The real estate market in Los Angeles proper is bringing us down. The prices are bananas. So let’s look to our neighbor to the south: Long Beach. The homes there are cheaper and the architecture, for the most part, is lovely.
As evidence, we present these five homes for sale right now:
↑ Measuring 672 square feet, this condo is compact but doesn’t look cramped. The main room is spacious and open, and the kitchen appears to have a fair amount of counter space. It’s just three blocks from the beach, and the neighborhood has a Walkscore of 89. The HOA dues are just $78 a month.
↑ This sweet Craftsman is equidistant from all of the action in Downtown and Belmont Shore. The rock fireplace and butcher block countertops give it some country character, but it’s not overdone. We’re really digging the curb appeal and the wood deck out back.

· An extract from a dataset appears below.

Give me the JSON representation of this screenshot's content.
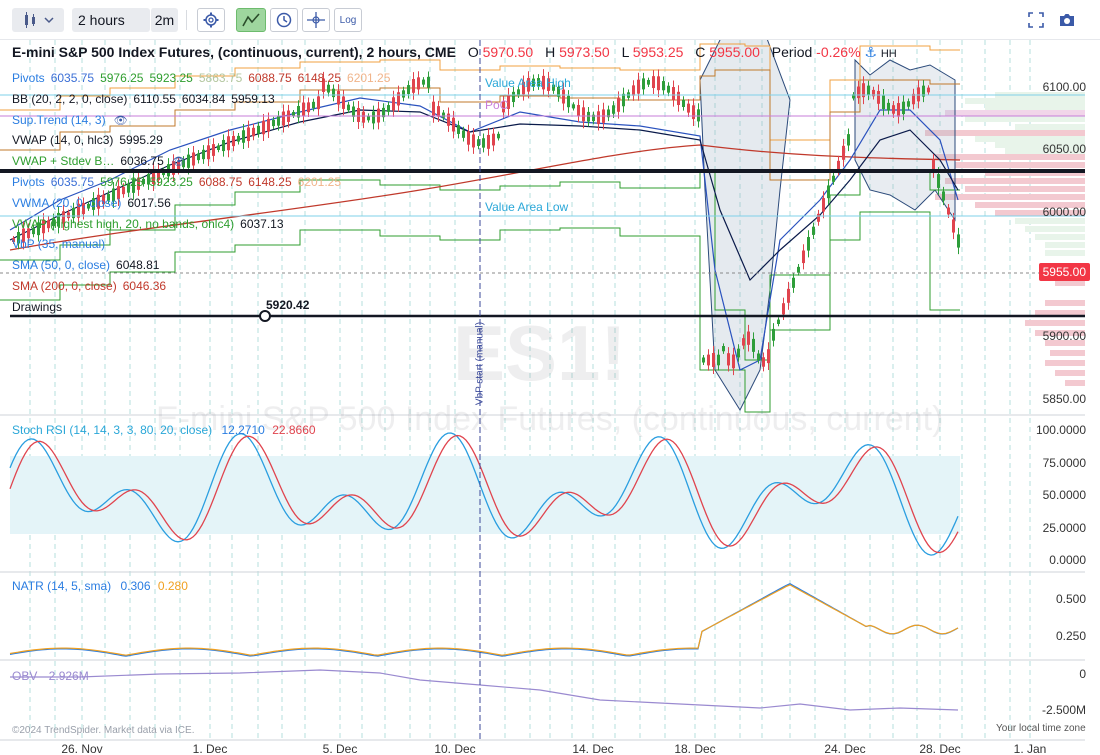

↑ Hands down, 1st Street is one of the loveliest in all of Long Beach. It runs parallel to the ocean, is wide, lined with trees, and is dotted with old, stately homes, this one included. Built in 1925, it features nine-foot ceilings on the first floor and a “large period bathroom” on the second, according to the listing.
↑ This updated midcentury sits on a nearly 7,000-square-foot lot in Long Beach’s Rancho Estates neighborhood, which architect Cliff May designed for developer Ross Cortese in the 1950s. May is considered to be the father of the modern ranch style house. The 1,368-square-foot residence retains some of its of-the-period features, including clerestory windows and open beam ceilings. But it’s also been updated to include new heating and air conditioning, and expanded “to provide a more spacious living/dining area.”
Sure, this condo in one of Long Beach’s historic buildings is only on bedroom, but it measures a more-than-adequate 873 square feet. And we’re willing to sacrifice a spare room for a private terrace, parquet wood floors, and a bay window with a window seat. The $680 HOA fees are steep, but the listing says they do include all utilities, including cable.